ダニエールとチャーリーは恋人同士だったが、交際していることを誰にも言わず秘密にしていた。その日も、彼女はチャーリーの自宅で愛し合った後、「ずっといられないから」と帰ろうとした。チャーリーは泊まって行って欲しいというが、ダニエールの父親に知れると大変なことになるので、とてもそんなことはできない。チャーリーは「日陰の身で汚いもののように扱われる」ことに嫌気がさし、ダニエールと別れようとした。ダニエールはそれを拒絶し、自分を追い出そうとするチャーリーに抵抗して彼を殺してしまったのだった。
感想
人種問題の絡む事件。しかもさまざまな視点が交錯して、単に人種の対立という構図ではすまなくなっている。
この事件、殺人事件として見れば黒人男性のチャーリーが被害者で白人女性のダニエールが加害者だが、レイプ事件として見るならチャーリーが加害者でダニエールが被害者になる。捜査する側のヴァン・ビューレンは黒人女性で二重のマイノリティ性を持っているが立場は上。今までは被差別者・被害者として捉えられて来た黒人や女性が差別者・加害者ともなる視点の捩れが生じている。
チャーリー側は「黒人の青年が殺されても検察はまともに動こうとしない!」と騒ぎ、ダニエール側は「黒人警官が黒人の性犯罪を隠蔽している」と騒ぐ。黒人と白人双方が人種差別を騒ぎ立てるという、一種異様な光景になった。
ヴァン・ビューレンが取調べに同席したのは確かだが、これは本人も言うとおり、女性同士の方が取調べを進めやすいからだろう。ブリスコーもヴァン・ビューレンも普段どおり仕事をしているだけなのに、人種対立に巻き込まれていちいちあげつらわれて迷惑なことだ。
公判が始まると、今度は陪審員が標的になり、匿名の手紙が送りつけられたりしてまた泥沼。
色々あって結局レイプは冤罪だったとわかる。ダニエールとチャーリーはなぜ交際を秘密にしていたのか? ダニエールの父親が絶対に許さないから。高校時代に暴力を振るわれたことは、おそらくダニエールにとって大きなトラウマになっていたのだろう。だからチャーリーのことは愛しているけど、どうしても知られるわけにいかなかった。ダニエールの証言からは、チャーリーへの愛情と恐怖の板ばさみになった辛さが伝わってきて、殺人犯ではあるけれど本当に気の毒でしょうがなかった。
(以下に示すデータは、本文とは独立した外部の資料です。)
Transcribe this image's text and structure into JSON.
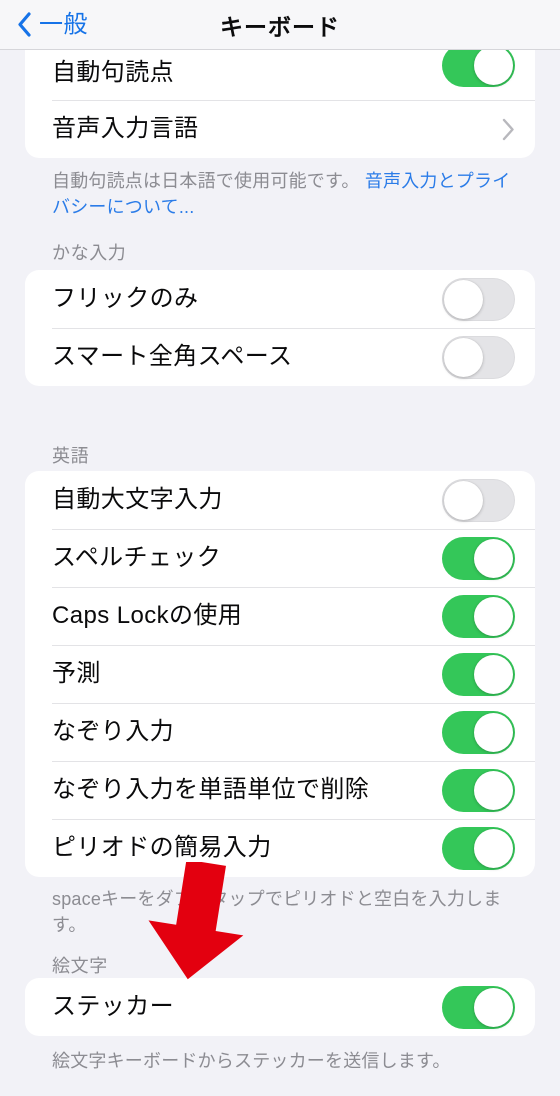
{
  "nav": {
    "back_label": "一般",
    "back_icon": "chevron-left-icon",
    "title": "キーボード"
  },
  "colors": {
    "accent_blue": "#1673e8",
    "link_blue": "#2b7ce8",
    "toggle_on_green": "#34c759",
    "toggle_off_gray": "#e4e4e7",
    "annotation_red": "#e3000f",
    "page_background": "#f2f2f7",
    "card_background": "#ffffff",
    "secondary_text": "#8c8c92"
  },
  "sections": [
    {
      "id": "dictation",
      "header": null,
      "clipped_top": true,
      "rows": [
        {
          "label": "自動句読点",
          "control": "toggle",
          "value": "on",
          "partial": true
        },
        {
          "label": "音声入力言語",
          "control": "chevron",
          "icon": "chevron-right-icon"
        }
      ],
      "footer": {
        "text": "自動句読点は日本語で使用可能です。",
        "link": "音声入力とプライバシーについて..."
      }
    },
    {
      "id": "kana-input",
      "header": "かな入力",
      "rows": [
        {
          "label": "フリックのみ",
          "control": "toggle",
          "value": "off"
        },
        {
          "label": "スマート全角スペース",
          "control": "toggle",
          "value": "off"
        }
      ],
      "footer": null
    },
    {
      "id": "english",
      "header": "英語",
      "rows": [
        {
          "label": "自動大文字入力",
          "control": "toggle",
          "value": "off"
        },
        {
          "label": "スペルチェック",
          "control": "toggle",
          "value": "on"
        },
        {
          "label": "Caps Lockの使用",
          "control": "toggle",
          "value": "on"
        },
        {
          "label": "予測",
          "control": "toggle",
          "value": "on"
        },
        {
          "label": "なぞり入力",
          "control": "toggle",
          "value": "on"
        },
        {
          "label": "なぞり入力を単語単位で削除",
          "control": "toggle",
          "value": "on"
        },
        {
          "label": "ピリオドの簡易入力",
          "control": "toggle",
          "value": "on"
        }
      ],
      "footer": {
        "text": "spaceキーをダブルタップでピリオドと空白を入力します。",
        "link": null
      }
    },
    {
      "id": "emoji",
      "header": "絵文字",
      "rows": [
        {
          "label": "ステッカー",
          "control": "toggle",
          "value": "on"
        }
      ],
      "footer": {
        "text": "絵文字キーボードからステッカーを送信します。",
        "link": null
      }
    }
  ],
  "annotation": {
    "type": "arrow",
    "icon": "red-down-arrow-icon",
    "points_to": "ステッカー",
    "color": "#e3000f"
  }
}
そして彼女のこの恐怖と苦しみを、おそらくチャーリーはわかっていなかった。だから彼女の態度が不満だったのだろう。ダニエールは黒人の自分とつきあっていることを恥じているのか? 自分は汚いもののように扱われているのか? チャーリーがダニエールとはもう別れようと思ったのも、ダニエールがそれに激昂したのも無理もないと思うのだが、それだけに悲しい。
人種問題さえなければ、何の障害もなく幸福になれるはずだったのだから、本当にやりきれない事件だ。何がいけなかったのか……って、それはダニエールのパパだよね、やっぱり。